MSCI’s broadest index of Asia-Pacific shares outside Japan fell 0.8 percent, with Samsung Electronics, Asia’s largest company by market capitalization, dropping 3.5 percent.
Europe’s tech index fell 1.4 percent in early trading on Friday, the region’s worst-performing sector.
“In terms of one story shaping sentiment it is quite remarkable, but markets are also a bit nervous ahead of U.S. GDP numbers due out today,” said Investec’s Clarke.
“The trigger was Amazon but developments overnight on U.S. healthcare has not helped sentiment.”

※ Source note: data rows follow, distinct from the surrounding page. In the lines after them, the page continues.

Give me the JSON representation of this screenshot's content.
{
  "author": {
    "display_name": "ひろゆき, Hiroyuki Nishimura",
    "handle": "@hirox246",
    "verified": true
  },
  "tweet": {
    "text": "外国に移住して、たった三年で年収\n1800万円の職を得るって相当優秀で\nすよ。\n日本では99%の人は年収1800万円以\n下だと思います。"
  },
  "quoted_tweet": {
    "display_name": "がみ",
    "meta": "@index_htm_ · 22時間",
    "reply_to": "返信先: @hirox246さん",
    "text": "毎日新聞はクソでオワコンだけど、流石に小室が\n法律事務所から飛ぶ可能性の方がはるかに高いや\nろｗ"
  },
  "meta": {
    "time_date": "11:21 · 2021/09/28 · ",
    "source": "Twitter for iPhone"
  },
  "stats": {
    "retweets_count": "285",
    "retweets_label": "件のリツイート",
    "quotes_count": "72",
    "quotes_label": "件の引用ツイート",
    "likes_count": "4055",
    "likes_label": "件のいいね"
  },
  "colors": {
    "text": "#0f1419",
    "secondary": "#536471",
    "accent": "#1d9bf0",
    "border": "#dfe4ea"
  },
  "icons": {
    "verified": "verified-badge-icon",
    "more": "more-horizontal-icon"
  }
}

U.S. Senate Republicans failed early on Friday to overturn the healthcare law known as Obamacare, in a stinging blow to President Donald Trump that may end the Republican Party’s seven-year quest to repeal the Affordable Care Act.
The dollar dipped against its major peers on Friday, though second quarter U.S. economic growth data due later could potentially give it some respite from the recent sell-off.
Economists expect the world’s largest economy to have grown about 2.6 percent in the second quarter, from 1.4 percent in the first quarter.
The Swiss franc was one of the biggest movers in the currency market and is on track to post its biggest weekly drop against the dollar for more than 22 months.
The franc has been falling as investors bet the Swiss National Bank will keep monetary policy loose as other central banks move towards tightening.
Oil prices held near eight-week highs hit on Thursday after key OPEC members pledged to reduce exports and the U.S. government reported a sharp decline in crude inventories.
Brent crude futures were at $51.52 per barrel, up slightly in European trading and close to highs of $51.64 hit on Thursday.